How very wrong I was.
Perhaps it was the decision to have both a seated and standing area, or perhaps it was the addition of a larger band, but I can honestly say that I was duly impressed by Laura’s performance. Her support act, a country/folk singer-songwriter named Gill Landry, set exactly the right tone for the evening: his whisky coated vocals and lyrics about tragic romance were the ideal precursor to Laura’s set.
But it was Laura and her small band of fellow miscreants who really stole the show. From the moment she stepped onstage, Laura exhibited an air of a performer who’d truly reached her peak. Starting off with some softer songs from her latest album, Short Movie, she then began to play through what was essentially the first third from her last album Once, I was an Eagle. For some, this may have been a confusing choice, but as an avid admirer of Once…, it was an absolute joy.
Throughout the set, Laura played with almost complete confidence. Even the minor blips were excusable, as they were accompanied by a dose of her endearingly natural stage presence.

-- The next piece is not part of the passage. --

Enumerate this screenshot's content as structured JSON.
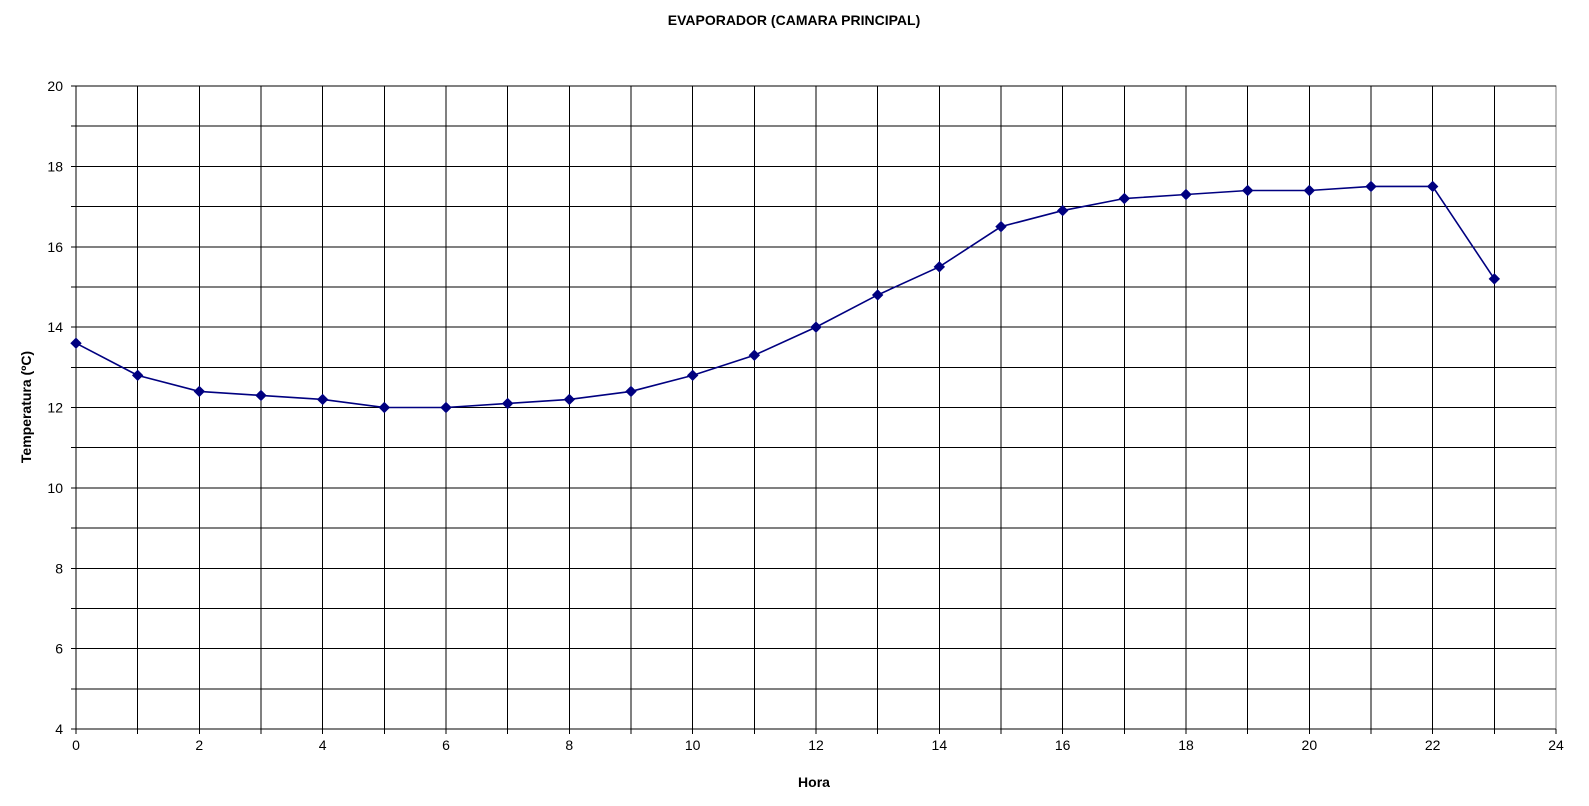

There were no gimmicks or posturing, Laura relied almost entirely upon some excellently chosen and adapted music to earn the admiration of her audience. Some songs, such as ‘Keep Your Love Around Me’, ‘Master Hunter’ and ‘The Muse’ were given a heavier, almost funky, twist to them, which helped fill the large venue with sound. Whilst gentler songs, like ‘Love Be Brave’ and ‘Goodbye England (Covered in Snow)’, were kept as they were, generating some extremely tender and emotional moments.
The set was kept varied and unpredictable, containing a track from every album except her first. And though there was little stage banter, it felt appropriate to Laura’s continuously elusive persona.
If the audience wanted to know anything about her, they need only listen to her songs.